Dans ces conditions de bureaucratisation et judiciarisation extrêmes, les gouvernements répugnent à prendre leurs responsabilités face à la menace terroriste. En tout cas, en janvier dernier, la France n'a pas utilisé cette possibilité contrairement à 1995. En outre, une jurisprudence rigoureuse de la Cour de justice a sanctionné les Etats comme la France qui procédaient à des contrôles à l'intérieur des frontières (arrêts du 22 juin 2010 Aziz Melki et Sélim Abdeli ) en limitant fortement cette pratique. Quant aux mesures de coopération policière européennes (notamment le SIS), elles viennent de montrer leur inefficacité et leur caractère inadapté à la menace.

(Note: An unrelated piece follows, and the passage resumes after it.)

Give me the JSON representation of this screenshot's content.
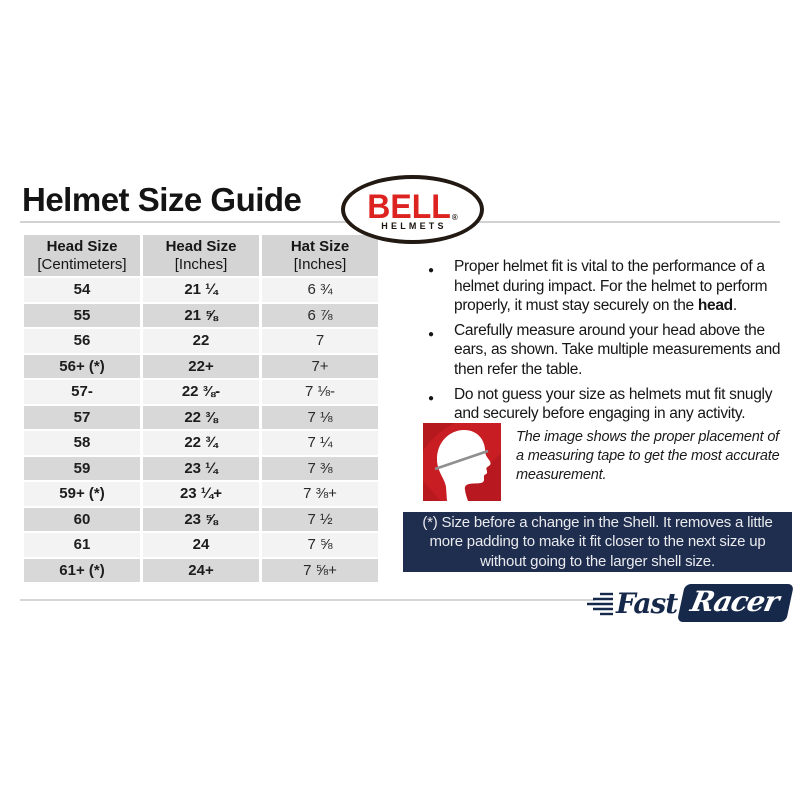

Cette évolution n'est pas la cause de la menace terroriste, mais elle a sans aucun doute fragilisé les Etats face à cette menace. Elle a des raisons profondes idéologiques: sans frontiérisme, rejet de l'autorité et des Nations. Certes, elle émane avant tout de l'eurocratie bruxelloise dans une logique de pouvoir, mais par aveuglement et par lâcheté, tout au long des années 2000, elle a été acceptée, sinon encouragée par l'ensemble des classes dirigeantes européennes. Face au défi mortel du terrorisme, cet abandon généralisé des milieux politiques européens a ouvert un boulevard aux extrêmes droites qui s'en sont emparé. Les dirigeants européens auront-ils la lucidité de reconnaître leurs erreurs, leurs démissions successives face à la bureaucratie bruxelloise et d'en tirer les conséquences en remettant en cause cette construction mortifère, avant qu'une catastrophe de grande ampleur ne se produise ? Il est permis hélas, d'en douter... Or, il ne se trouvera pas toujours trois Américains dans le Thalys pour sauver des dizaines ou des centaines d'Européens.